There's another related question: It seems that trimmed option in PROC UNIVARIATE equally cuts off two tails of the variables. But is it possible to exclude only one tail? For example, there are cases that distributions of outliers are skewed (or only present) on one end, either left or right. Hence, sometimes we wish to put restriction on just one tail of the distribution.
11-20-2015 08:19 AM
As far as I know, there are no one-sided versions of trimmed or Winsorized means implemented in SAS. Of course, they can be calculated fairly easily: In the case of one-sided trimmed means a simple WHERE condition can exclude the extreme observations, after a suitable cutoff point has been determined. The question remains (not only in the one-sided case) where to put the cutoff point. The answer will depend on the statistical model used. As you say, your data includes several variables, which makes it more difficult, because it is not straightforward how to define extremeness for multivariate data. Please note that an element of a multivariate sample could be an outlier without having an extreme value in any of its components.
The classic standard reference on the subject, "Outliers in Statistical Data", includes a section on "Accomodation of outliers in gamma (including exponential) samples" (p. 174 ff.) where various proposals for this univariate, asymmetric setting are discussed, including the one-sided trimmed mean. A corresponding section reviews discordancy tests for this class of models (p. 193 ff.). Part III of that book devotes more than 100 pages to multivariate and structured data.
11-20-2015 12:07 PM
Symmetric trimming or winsorizing might seem inefficient. Why sacrifice or alter some of your good data because of some other bad data? But if you can make the assumption that the bad data are nevertheless on the correct side of the distribution (e.g. very very large values actually represent large values) then removing them will systematically shift the location of the distribution. That's why it is safer to perform trimming or winsorization symmetrically.
11-20-2015 08:42 AM
The simplest mechanism is to change from using classical estimators (like the mean and standard deviation) to robust estimators (like the median and inter-quartile range. By using a robust estimator, you avoid making distributional assumptions about your data.
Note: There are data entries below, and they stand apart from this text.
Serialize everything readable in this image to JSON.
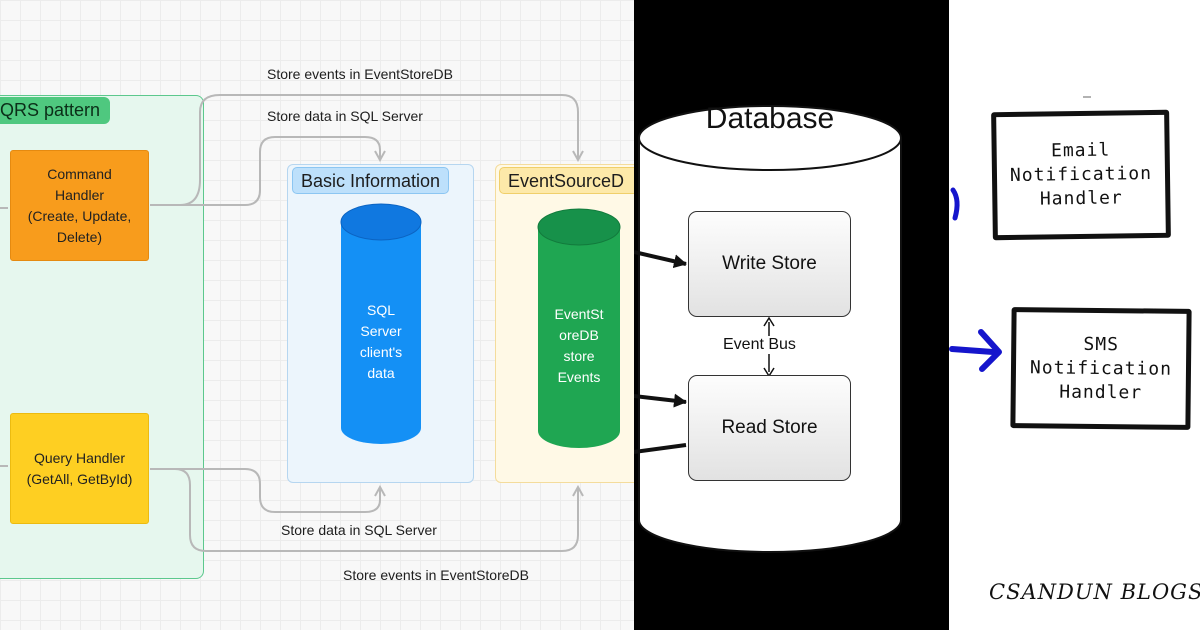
{
  "cqrs": {
    "pattern_label": "QRS pattern",
    "command_handler": "Command\nHandler\n(Create, Update,\nDelete)",
    "query_handler": "Query Handler\n(GetAll, GetById)",
    "basic_info_label": "Basic Information",
    "eventsource_label": "EventSourceD",
    "sql_cylinder_text": "SQL\nServer\nclient's\ndata",
    "eventstore_cylinder_text": "EventSt\noreDB\nstore\nEvents",
    "edge_store_events_top": "Store events in EventStoreDB",
    "edge_store_data_top": "Store data in SQL Server",
    "edge_store_data_bottom": "Store data in SQL Server",
    "edge_store_events_bottom": "Store events in EventStoreDB",
    "colors": {
      "command": "#f89c1c",
      "query": "#fecf22",
      "sql_cylinder": "#1490f5",
      "eventstore_cylinder": "#1fa652",
      "connector": "#b8b8b8"
    }
  },
  "database": {
    "title": "Database",
    "write_store": "Write Store",
    "read_store": "Read Store",
    "event_bus": "Event Bus"
  },
  "notifications": {
    "email_handler": "Email\nNotification\nHandler",
    "sms_handler": "SMS\nNotification\nHandler",
    "brand": "CSANDUN BLOGS",
    "arrow_color": "#1515cc"
  }
}
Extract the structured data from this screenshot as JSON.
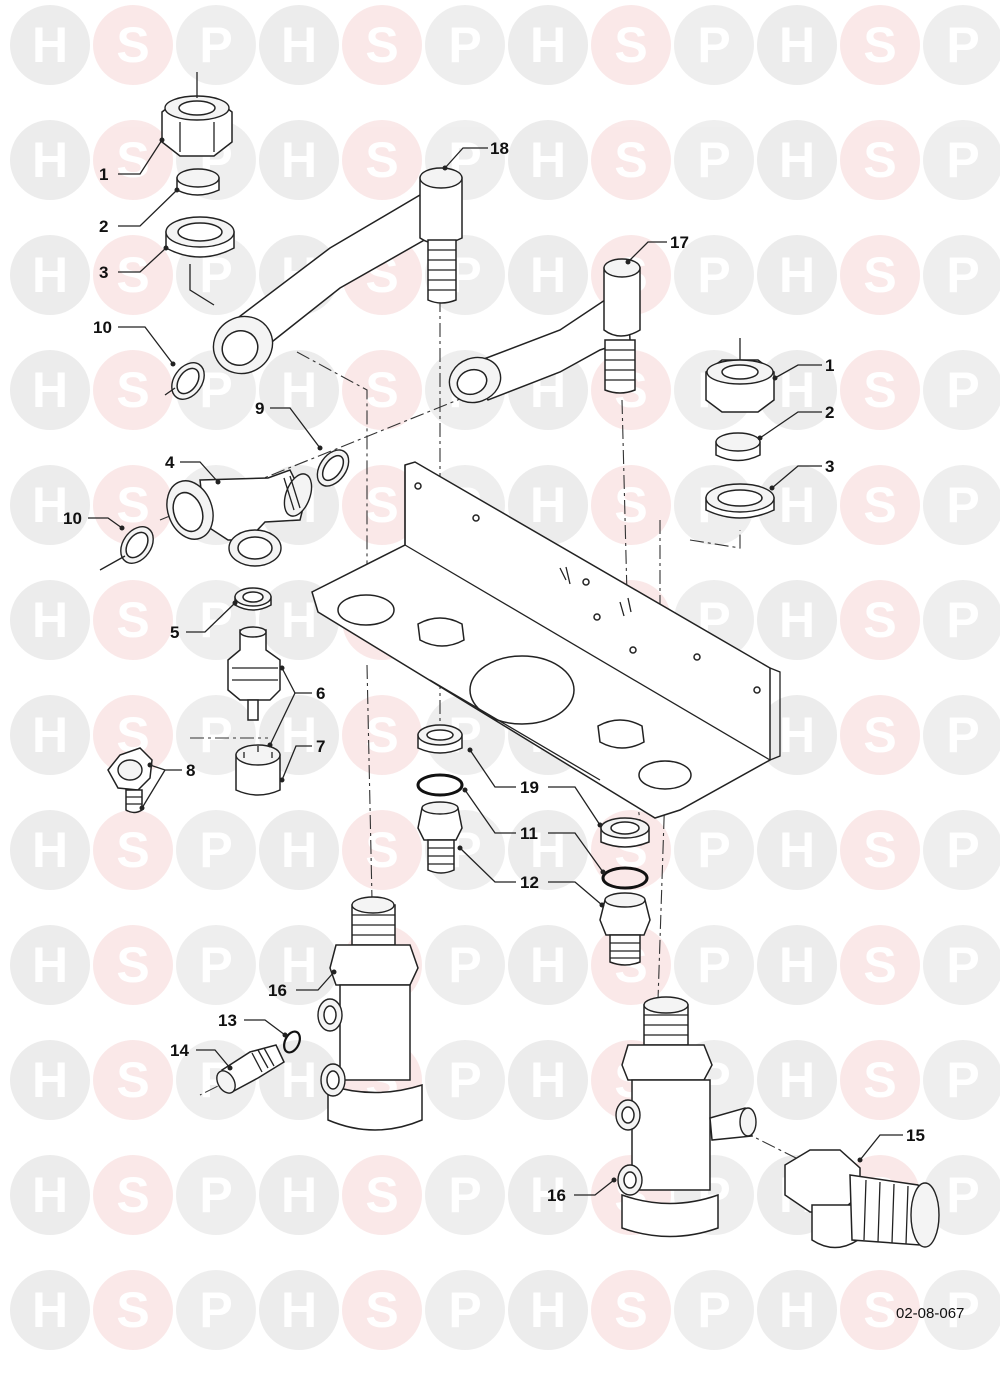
{
  "drawing_code": "02-08-067",
  "watermark": {
    "letters": [
      "H",
      "S",
      "P"
    ],
    "colors": {
      "H": "#c9c9c9",
      "S": "#f2c0c0",
      "P": "#d0d0d0"
    }
  },
  "callouts": [
    {
      "id": "c1a",
      "text": "1"
    },
    {
      "id": "c2a",
      "text": "2"
    },
    {
      "id": "c3a",
      "text": "3"
    },
    {
      "id": "c10a",
      "text": "10"
    },
    {
      "id": "c18",
      "text": "18"
    },
    {
      "id": "c17",
      "text": "17"
    },
    {
      "id": "c1b",
      "text": "1"
    },
    {
      "id": "c2b",
      "text": "2"
    },
    {
      "id": "c3b",
      "text": "3"
    },
    {
      "id": "c9",
      "text": "9"
    },
    {
      "id": "c4",
      "text": "4"
    },
    {
      "id": "c10b",
      "text": "10"
    },
    {
      "id": "c5",
      "text": "5"
    },
    {
      "id": "c6",
      "text": "6"
    },
    {
      "id": "c7",
      "text": "7"
    },
    {
      "id": "c8",
      "text": "8"
    },
    {
      "id": "c19",
      "text": "19"
    },
    {
      "id": "c11",
      "text": "11"
    },
    {
      "id": "c12",
      "text": "12"
    },
    {
      "id": "c16a",
      "text": "16"
    },
    {
      "id": "c13",
      "text": "13"
    },
    {
      "id": "c14",
      "text": "14"
    },
    {
      "id": "c15",
      "text": "15"
    },
    {
      "id": "c16b",
      "text": "16"
    }
  ]
}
PROC UNIVARIATE and other SAS procedures support robust estimates of location and scale. See:
11-20-2015 09:07 AM
Be careful. You are in dangerous territory. Your idea of deleting only the largest observations (or the smallest, but not both) can lead to arbitrary results. Rick has a better suggestion: use various robust statistical methods that deal with extreme observations in an appropriate manner. I highly recommend the quantile regression procedure. Primarily used for relationship between variables, it can be used for many other robust statistical estimates. I think Rick has a blog post on this.
11-20-2015 09:44 AM
I think LVM might be refering to this post about how to use the ROBUSTREG procedure to compute robust estimates of univariate quantities.
To reiterate LVM's point: Excluding data is a slippery slope. I like to say that we can use robust methods to IDENTIFY outliers and to construct estimates that are ROBUST to outliers, but I rarely use the phrase "exclude outliers."
11-20-2015 06:31 PM
You've gotten some good advice regarding MEANS. Especially the advice to BE CAREFUL.
In your question, though, you used MEANS only as an example. If you want to do regression, I suggest either QUANTREG or ROBUSTREG.
Oddly enough, I wrote a paper on these. Should more of your PROC REGs be QUANTREGs and ROBUSTREGs?
In addition, note that the outliers are often the interesting stuff - automatically excluding outliers would mean that we never discovered black holes. :-).